特にドイツとスペインに勝利した時は列島が歓喜の渦に包まれ、この期間は国民の間に強い一体感が感じられた。スペイン戦は日本時間で早朝、クロアチア戦は深夜となったが、多くの人が森保ジャパンの戦いをテレビで見守った。

日本の快進撃は世界を驚かせた。だが、これは奇跡や偶然ではない。日本サッカーが着実にレベルアップしていることは確かである。

ドイツ、スペイン両戦でゴールを決めた堂安律選手のように本場欧州のクラブで活躍する日本人選手も珍しくない。日本が初出場し、1次リーグで全敗した98年フランス大会で「海外組」はゼロだったが、今回は26人中19人を数える。このうち8人がドイツでプレーしている。

森保一監督はクロアチア戦の敗戦後、選手たちに「優勝経験国に勝てる新しい景色は見せてくれた。日本が世界で戦い、世界で勝っていける新時代を見せてくれた。この悔しさを次の成長につなげてほしい」と熱く語り掛けた。今大会の活躍ぶりを見れば、日本が今後、ベスト8以上の成績を残すことは決して夢ではない。
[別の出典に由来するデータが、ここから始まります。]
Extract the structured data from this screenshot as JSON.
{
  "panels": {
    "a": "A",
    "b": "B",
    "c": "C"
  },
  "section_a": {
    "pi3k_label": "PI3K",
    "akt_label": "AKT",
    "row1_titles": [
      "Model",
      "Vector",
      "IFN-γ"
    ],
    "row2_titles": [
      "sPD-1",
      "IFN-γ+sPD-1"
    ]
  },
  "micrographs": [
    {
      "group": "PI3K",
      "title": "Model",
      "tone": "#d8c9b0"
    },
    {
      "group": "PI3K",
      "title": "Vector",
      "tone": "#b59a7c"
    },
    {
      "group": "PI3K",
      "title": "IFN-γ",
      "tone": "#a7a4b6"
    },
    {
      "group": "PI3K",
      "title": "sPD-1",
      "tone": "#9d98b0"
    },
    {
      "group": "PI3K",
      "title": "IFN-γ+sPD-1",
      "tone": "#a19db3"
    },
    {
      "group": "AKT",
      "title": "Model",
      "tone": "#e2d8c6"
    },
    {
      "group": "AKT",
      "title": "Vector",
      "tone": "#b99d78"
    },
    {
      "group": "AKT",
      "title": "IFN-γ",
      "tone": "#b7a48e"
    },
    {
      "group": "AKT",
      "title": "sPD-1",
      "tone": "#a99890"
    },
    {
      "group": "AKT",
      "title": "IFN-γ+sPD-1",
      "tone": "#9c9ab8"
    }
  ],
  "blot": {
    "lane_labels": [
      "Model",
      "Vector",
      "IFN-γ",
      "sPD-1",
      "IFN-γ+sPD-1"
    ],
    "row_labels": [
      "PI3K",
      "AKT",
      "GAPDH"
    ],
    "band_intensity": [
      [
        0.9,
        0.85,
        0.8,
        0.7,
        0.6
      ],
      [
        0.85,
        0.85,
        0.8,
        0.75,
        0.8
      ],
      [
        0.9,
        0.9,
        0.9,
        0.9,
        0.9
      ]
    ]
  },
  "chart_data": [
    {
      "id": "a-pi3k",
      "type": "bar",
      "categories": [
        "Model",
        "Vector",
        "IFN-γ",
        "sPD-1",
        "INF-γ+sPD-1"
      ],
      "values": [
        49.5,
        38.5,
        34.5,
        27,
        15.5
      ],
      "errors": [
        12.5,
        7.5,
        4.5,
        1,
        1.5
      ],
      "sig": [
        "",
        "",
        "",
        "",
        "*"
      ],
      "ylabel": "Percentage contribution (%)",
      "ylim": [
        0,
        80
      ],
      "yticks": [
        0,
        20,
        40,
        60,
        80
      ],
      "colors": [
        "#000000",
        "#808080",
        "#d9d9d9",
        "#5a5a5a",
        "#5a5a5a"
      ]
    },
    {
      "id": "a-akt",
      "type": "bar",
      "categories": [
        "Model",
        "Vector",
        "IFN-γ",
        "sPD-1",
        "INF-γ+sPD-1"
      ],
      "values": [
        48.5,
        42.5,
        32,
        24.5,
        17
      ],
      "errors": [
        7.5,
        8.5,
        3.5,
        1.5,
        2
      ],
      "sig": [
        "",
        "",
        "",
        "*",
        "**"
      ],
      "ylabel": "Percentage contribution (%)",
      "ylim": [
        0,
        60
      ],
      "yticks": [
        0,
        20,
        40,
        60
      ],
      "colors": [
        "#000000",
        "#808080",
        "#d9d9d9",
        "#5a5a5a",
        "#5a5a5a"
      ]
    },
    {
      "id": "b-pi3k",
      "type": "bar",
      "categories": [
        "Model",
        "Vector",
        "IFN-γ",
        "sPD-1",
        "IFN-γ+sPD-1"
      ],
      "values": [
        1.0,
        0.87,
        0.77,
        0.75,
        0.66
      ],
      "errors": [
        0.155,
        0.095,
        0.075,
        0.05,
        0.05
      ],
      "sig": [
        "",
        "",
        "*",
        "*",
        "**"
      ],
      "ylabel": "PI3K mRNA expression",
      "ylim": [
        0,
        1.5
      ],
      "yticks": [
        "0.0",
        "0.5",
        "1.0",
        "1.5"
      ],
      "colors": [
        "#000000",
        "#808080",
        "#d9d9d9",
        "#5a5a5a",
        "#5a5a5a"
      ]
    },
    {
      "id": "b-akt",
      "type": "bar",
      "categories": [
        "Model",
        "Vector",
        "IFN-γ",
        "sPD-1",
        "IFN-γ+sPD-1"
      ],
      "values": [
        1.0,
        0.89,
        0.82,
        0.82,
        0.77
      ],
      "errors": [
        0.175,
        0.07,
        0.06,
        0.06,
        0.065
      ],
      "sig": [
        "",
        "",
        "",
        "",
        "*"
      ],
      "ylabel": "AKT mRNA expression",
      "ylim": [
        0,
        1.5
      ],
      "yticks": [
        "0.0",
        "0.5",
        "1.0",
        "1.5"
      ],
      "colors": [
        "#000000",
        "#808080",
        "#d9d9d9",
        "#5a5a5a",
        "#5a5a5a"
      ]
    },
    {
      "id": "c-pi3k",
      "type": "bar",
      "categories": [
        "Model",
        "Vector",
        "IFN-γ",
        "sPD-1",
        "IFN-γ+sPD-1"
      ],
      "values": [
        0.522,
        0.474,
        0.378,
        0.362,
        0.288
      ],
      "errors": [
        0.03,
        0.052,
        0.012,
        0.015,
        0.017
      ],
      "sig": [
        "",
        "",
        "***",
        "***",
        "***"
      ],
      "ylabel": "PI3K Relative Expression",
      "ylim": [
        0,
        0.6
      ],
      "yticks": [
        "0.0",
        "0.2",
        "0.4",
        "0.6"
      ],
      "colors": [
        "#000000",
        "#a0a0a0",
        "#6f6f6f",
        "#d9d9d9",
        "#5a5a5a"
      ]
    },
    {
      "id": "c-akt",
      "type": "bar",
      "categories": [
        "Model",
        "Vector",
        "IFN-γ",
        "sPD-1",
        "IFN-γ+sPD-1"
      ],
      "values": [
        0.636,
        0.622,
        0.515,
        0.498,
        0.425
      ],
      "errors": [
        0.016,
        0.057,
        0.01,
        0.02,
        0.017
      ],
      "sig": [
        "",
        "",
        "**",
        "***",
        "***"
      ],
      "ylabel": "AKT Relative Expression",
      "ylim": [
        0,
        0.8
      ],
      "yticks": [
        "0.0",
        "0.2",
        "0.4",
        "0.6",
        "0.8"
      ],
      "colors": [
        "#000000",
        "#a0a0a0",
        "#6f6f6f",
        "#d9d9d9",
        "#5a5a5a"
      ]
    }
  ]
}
次回の2026年大会は、米国、カナダ、メキシコの共同開催で、出場枠も現在の32カ国から48カ国に増加する。1次リーグは3チームずつ16のグループに分かれ、上位2チーム、計32カ国が決勝トーナメントに進出する。今回の日本代表の中には4年後の活躍を期待できる選手も多い。

次回はベスト8以上を

日本サッカー協会は50年のW杯優勝を目標に掲げている。確かに世界の壁は厚いが、もっと早くこの壁を突破して優勝してもいいのではないか。

まずは飽くなき向上心を持って地道な練習と試合での経験を積み重ね、次回こそはベスト8以上を達成してもらいたい。